The macro dilemma
Canada’s fiscal position is stabilizing but fragile. Public debt stands at 43% of GDP, and debt servicing costs have risen to $52 billion — surpassing defense and EI combined. Meanwhile, productivity and private investment remain soft.
| Metric | 2019 | 2024 | 2025 (est.) | Source |
|---|---|---|---|---|
| Federal debt-to-GDP | 31 % | 42 % | 43 % | Finance Canada |
| Program spending ($ bn) | 375 | 508 | 516 | PBO |
| Debt service cost ($ bn) | 26 | 49 | 52 | PBO |
Fiscal pressure points
- Health transfers and infrastructure consume growing shares of new spending.
- Public-sector hiring continues to outpace private job creation.
- Revenue growth moderates as commodity prices stabilize.
What leaders can do
- Expect fiscal drag. Plan for modest public investment multipliers.

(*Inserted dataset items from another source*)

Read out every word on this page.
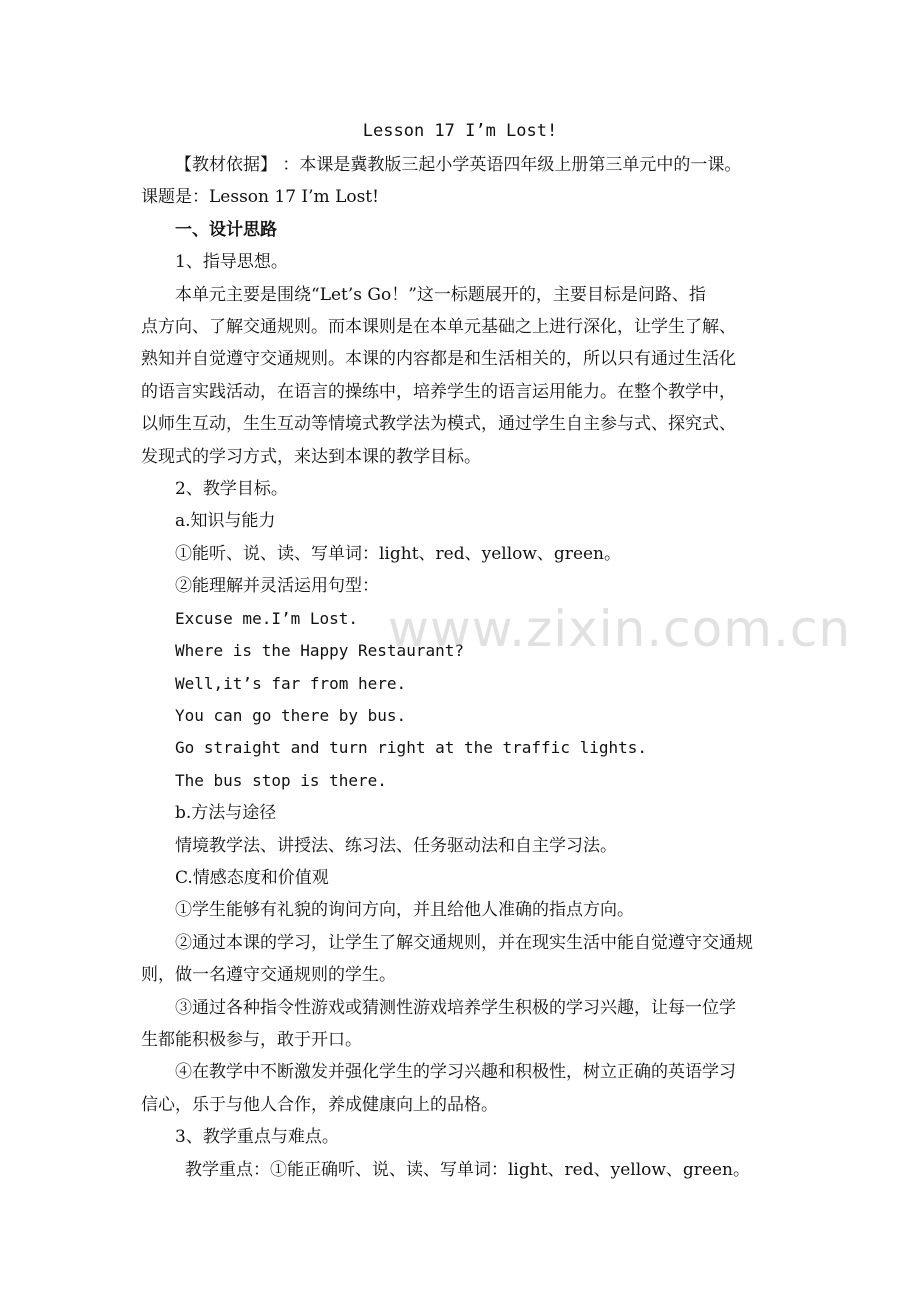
Lesson 17 I’m Lost!

【教材依据】 ：本课是冀教版三起小学英语四年级上册第三单元中的一课。

课题是：Lesson 17 I’m Lost!

一、设计思路

1、指导思想。

本单元主要是围绕“Let’s Go！”这一标题展开的，主要目标是问路、指

点方向、了解交通规则。而本课则是在本单元基础之上进行深化，让学生了解、

熟知并自觉遵守交通规则。本课的内容都是和生活相关的，所以只有通过生活化

的语言实践活动，在语言的操练中，培养学生的语言运用能力。在整个教学中，

以师生互动，生生互动等情境式教学法为模式，通过学生自主参与式、探究式、

发现式的学习方式，来达到本课的教学目标。

2、教学目标。

a.知识与能力

①能听、说、读、写单词：light、red、yellow、green。

②能理解并灵活运用句型：

Excuse me.I’m Lost.

Where is the Happy Restaurant?

Well,it’s far from here.

You can go there by bus.

Go straight and turn right at the traffic lights.

The bus stop is there.

b.方法与途径

情境教学法、讲授法、练习法、任务驱动法和自主学习法。

C.情感态度和价值观

①学生能够有礼貌的询问方向，并且给他人准确的指点方向。

②通过本课的学习，让学生了解交通规则，并在现实生活中能自觉遵守交通规

则，做一名遵守交通规则的学生。

③通过各种指令性游戏或猜测性游戏培养学生积极的学习兴趣，让每一位学

生都能积极参与，敢于开口。

④在教学中不断激发并强化学生的学习兴趣和积极性，树立正确的英语学习

信心，乐于与他人合作，养成健康向上的品格。

3、教学重点与难点。

教学重点：①能正确听、说、读、写单词：light、red、yellow、green。

www.zixin.com.cn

- Anticipate tax shifts. Budget for higher carbon and capital-gains burdens.
- Position as a co-investor. Seek PPPs in infrastructure and clean energy.
- Model government-payment risk. Cash flow delays are rising in federal contracts.
Arcus Insight: Fiscal credibility is now a competitiveness variable. Businesses that align with disciplined public spending will outlast stimulus-dependent peers.